What would you do if you were stuck in one place and every day was exactly the same, and nothing that you did mattered? Bill Murray asks this pertinent question in the 1993 classic Groundhog Day. For me, it’s that last part of the question that has particular resonance with our situation right now.
As Boris announces further relaxations, questions are being asked about our government’s, and indeed many Western government’s, approach to fighting the COVID-19 pandemic. Should they have acted earlier? Did measures not go far enough, or were they too stringent? Are they prioritising the economy over people’s lives? Will a deadly second wave catapult us back into lockdown?
In reality, these are all futile questions, and different people will find different truths. However, more concrete consequences are trickling in via pockets of scientific research. Previously, many people saw science as a binary process of distinguishing right and wrong answers. Now we can see that an answer is only as good as the data that informs it – and how poor the process of acquiring and analysing data really is.

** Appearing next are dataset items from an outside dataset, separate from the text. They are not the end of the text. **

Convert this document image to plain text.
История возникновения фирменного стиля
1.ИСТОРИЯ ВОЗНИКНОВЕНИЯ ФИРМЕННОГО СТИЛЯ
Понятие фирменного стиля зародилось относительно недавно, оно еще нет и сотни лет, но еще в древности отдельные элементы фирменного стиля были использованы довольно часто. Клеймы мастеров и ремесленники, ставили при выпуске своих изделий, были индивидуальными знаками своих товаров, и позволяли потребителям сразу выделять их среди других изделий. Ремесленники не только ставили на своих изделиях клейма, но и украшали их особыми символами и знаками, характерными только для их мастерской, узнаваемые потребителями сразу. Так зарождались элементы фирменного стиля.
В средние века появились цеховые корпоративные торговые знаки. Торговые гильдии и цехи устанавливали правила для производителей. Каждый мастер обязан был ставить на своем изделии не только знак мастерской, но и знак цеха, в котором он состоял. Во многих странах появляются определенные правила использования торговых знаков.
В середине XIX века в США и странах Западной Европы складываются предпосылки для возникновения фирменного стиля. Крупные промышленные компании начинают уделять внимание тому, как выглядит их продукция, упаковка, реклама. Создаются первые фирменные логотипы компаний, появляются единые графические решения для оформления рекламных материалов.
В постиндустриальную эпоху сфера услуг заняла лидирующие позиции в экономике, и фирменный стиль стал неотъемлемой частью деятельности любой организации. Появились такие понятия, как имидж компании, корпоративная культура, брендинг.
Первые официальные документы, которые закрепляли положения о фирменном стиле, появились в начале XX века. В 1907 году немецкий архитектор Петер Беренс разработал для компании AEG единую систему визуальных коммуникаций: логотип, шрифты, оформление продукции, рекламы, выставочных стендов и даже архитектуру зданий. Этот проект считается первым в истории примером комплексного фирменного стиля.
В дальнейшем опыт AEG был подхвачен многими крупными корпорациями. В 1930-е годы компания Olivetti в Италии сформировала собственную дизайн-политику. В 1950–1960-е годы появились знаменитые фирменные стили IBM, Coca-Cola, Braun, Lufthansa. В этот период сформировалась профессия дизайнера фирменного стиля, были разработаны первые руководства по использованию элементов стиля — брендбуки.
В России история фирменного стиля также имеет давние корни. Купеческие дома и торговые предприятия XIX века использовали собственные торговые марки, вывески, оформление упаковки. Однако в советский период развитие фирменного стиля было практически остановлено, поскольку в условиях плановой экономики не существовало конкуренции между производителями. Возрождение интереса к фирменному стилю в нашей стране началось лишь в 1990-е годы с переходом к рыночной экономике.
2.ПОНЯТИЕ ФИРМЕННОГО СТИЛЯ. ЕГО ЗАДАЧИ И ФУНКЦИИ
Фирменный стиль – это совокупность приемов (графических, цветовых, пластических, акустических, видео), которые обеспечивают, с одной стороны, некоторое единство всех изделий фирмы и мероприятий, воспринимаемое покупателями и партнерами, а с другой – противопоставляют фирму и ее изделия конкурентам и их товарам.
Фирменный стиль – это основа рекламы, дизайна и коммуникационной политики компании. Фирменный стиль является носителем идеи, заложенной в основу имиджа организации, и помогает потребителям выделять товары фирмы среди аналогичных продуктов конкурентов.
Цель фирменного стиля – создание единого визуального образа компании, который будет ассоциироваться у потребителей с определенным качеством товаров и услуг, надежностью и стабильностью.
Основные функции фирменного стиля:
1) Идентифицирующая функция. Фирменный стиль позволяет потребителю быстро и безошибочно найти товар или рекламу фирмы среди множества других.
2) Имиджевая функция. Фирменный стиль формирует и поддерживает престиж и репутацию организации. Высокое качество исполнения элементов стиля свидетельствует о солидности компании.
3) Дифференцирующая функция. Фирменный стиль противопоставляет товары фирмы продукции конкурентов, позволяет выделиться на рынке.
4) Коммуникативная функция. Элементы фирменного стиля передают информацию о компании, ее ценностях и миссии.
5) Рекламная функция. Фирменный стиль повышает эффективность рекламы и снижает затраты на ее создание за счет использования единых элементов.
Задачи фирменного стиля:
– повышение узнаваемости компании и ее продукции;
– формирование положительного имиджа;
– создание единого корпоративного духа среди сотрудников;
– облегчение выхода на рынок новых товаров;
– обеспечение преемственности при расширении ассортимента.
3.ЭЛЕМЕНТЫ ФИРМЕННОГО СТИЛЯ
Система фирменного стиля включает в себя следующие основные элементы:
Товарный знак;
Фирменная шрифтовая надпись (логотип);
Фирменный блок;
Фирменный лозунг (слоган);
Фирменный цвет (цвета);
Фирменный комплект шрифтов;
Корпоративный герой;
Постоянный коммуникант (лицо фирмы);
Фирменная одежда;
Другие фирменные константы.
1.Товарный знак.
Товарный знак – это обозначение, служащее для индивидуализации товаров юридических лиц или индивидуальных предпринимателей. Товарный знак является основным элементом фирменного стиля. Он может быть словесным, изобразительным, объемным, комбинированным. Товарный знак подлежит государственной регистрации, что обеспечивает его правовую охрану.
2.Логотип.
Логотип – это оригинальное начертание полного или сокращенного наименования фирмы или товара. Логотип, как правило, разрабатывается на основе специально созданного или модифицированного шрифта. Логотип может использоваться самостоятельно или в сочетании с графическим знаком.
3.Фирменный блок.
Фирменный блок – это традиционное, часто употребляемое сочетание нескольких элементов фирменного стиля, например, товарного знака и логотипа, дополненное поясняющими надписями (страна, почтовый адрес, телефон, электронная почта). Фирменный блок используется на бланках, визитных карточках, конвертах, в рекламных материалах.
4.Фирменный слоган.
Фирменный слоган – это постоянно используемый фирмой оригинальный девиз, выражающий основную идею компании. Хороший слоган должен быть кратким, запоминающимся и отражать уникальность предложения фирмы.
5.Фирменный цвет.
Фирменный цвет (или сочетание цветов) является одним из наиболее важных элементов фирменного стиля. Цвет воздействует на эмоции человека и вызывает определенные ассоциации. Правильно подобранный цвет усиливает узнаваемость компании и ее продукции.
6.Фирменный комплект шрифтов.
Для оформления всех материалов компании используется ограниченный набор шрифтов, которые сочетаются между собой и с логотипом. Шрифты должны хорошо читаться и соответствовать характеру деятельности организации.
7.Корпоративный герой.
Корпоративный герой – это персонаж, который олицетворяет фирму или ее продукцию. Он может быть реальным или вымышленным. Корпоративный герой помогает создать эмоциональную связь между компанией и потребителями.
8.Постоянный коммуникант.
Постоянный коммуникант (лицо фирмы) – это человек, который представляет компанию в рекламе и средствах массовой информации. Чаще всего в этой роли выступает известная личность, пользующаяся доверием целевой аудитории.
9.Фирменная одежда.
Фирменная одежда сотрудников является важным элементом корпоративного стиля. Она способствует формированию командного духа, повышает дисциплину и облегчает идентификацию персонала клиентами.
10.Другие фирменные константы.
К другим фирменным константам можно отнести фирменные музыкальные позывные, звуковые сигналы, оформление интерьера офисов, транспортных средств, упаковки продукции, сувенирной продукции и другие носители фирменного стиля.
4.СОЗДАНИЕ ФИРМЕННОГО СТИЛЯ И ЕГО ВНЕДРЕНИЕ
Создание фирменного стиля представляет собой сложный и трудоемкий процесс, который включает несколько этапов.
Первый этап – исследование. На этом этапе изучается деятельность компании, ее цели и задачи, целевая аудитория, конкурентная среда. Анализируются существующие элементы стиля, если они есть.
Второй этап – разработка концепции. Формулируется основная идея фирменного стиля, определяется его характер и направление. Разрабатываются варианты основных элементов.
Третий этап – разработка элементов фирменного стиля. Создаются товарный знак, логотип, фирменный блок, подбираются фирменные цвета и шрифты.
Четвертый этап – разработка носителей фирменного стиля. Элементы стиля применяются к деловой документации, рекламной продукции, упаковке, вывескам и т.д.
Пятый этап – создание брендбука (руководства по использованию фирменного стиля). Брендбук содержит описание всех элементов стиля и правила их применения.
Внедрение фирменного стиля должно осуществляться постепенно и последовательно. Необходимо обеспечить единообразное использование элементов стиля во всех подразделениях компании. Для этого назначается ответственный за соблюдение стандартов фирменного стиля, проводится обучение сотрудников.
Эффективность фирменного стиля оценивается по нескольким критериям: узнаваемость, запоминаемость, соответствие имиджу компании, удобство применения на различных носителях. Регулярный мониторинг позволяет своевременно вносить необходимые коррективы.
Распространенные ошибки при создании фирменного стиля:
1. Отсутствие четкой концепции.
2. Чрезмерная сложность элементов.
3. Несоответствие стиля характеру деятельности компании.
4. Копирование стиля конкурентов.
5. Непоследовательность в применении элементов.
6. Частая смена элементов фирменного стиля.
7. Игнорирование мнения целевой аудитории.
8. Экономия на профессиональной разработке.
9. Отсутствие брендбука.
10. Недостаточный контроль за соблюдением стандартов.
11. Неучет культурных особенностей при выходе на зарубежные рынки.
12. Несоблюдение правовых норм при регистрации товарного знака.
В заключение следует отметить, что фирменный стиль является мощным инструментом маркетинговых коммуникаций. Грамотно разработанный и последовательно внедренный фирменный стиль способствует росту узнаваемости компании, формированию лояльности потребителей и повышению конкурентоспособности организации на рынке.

To say the government is “following the science” is a bit of a stretch. This isn’t because they prioritised the economy, political gain or anything else. It’s because the “science” isn’t informed by much data at all. A Formula 1 car generates more accessible and real-time data driving around one corner than all the COVID-19 Critical Care units in the United Kingdom combined collect in a week.
I’ve spoken to many ICU doctors who are having to ring up other hospitals to share notes on what is and is not working in treating critically ill COVID-19 patients because there is no centralised, connected system to collect data on the effects of the disease and analyse on a scale that delivers actionable insights. If ICU units can’t even share data between each other on the front line in life and death situations, what are those in the Scientific Advisory Group for Emergencies basing their overarching guidance on?
The most frustrating thing is that the data is sitting there, across the NHS network, waiting to be analysed and turned into useful intelligence and critical research which could be saving lives. But combatting this disease won’t just rely on the data collected from sick patients – we need to involve society as a whole. This is what the numerous governments are trying to do with contact tracing apps, but this in itself is a catch-22.
Initially, the UK’s unique, centralised approach was along the right lines and would have allowed the government to capture data to be analysed in real-time and post-event, but privacy measures across devices resulted in a deadlock. The switch to the more popular Google/Apple system allows the app to work at the point of contact but is ultimately useless in the wider fight against coronavirus because the data can’t be collected and then analysed in any meaningful way.
This all comes down to an issue of trust. People don’t trust governments with their personal information. It’s funny how everyone likes the concept of the contract tracing app but when you ask directly if they will download and use it themselves they either say no or look at the floor. Governments, like the big tech companies, have a bad track record of misusing personal data and people are understandably wary and instinctively skeptical, regardless of how often they are reassured their data will be safe whilst being urged to download.
This issue is one of the biggest obstacles we face in dealing with the crisis. However, the workaround is using trusted networks. The data suggests you have to spend five minutes in someone’s company to risk being exposed to the virus; passing a stranger on the pavement is pretty safe, especially if everyone is wearing facemasks. When we think of ‘bubbles’, consider that most people in our society only have a certain number of people that they come into close contact with on a daily basis.
For the average child, this is their immediate family and a few close friends at school. This means that a school can be a trusted network. Most people allow their children’s school to have their phone number in case of an emergency and they trust the school with this information. Schools also know their students and parents better than the government ever will. A school itself is perfectly set up as a bubble within which to implement a test and trace programme. It’s also much less impactful and more convenient than the drive-through testing hubs we see in various countries. Democratising testing to those we already trust such as schools and employers, who have an active vested interest in keeping us safe and well on a daily basis, makes sense. Reduce strain on the NHS and care and share with those in your personal bubbles – your family, friends or colleagues.
If anonymised UK data from the NHS and every trusted network, such as schools or workplaces, is given to trusted institutions that analyse data, like Imperial College London, then we now have the largest country-wide dataset in the world that can inform best practice and trace the disease. Only when this happens can our leaders say they are following the science. It also shows just how frivolous the government’s contract tracing app is as a standalone project.
As the virus mutates and new strains emerge, we can expect ‘Groundhog Day’ every three months as we are cast back to square one. It took decades to move HIV from being a potentially fatal disease to being a chronic manageable illness. After billions spent, there is still no over the counter cure. And yet we expect a cure for COVID-19 – a virus in the same family as the so far incurable common cold – by this August? Clearly we need to progress our thinking from the binary choices of saving the economy OR saving lives and find a way of balancing both. The only way we get there is to manage risk effectively and harnessing data to do this efficiently to truly make informed decisions based upon empirical, comprehensive science
In Groundhog Day, it’s only when Bill Murray’s character stops using the loops to indulge his own desires and instead uses them to help others that he is freed. Once the government decides to move past it’s contact tracing app obsession and focuses on what’s in front of them, we’ll escape the COVID-19 déjà-vu loop and start truly tackling this problem in a manageable, and informed manner that will advance society.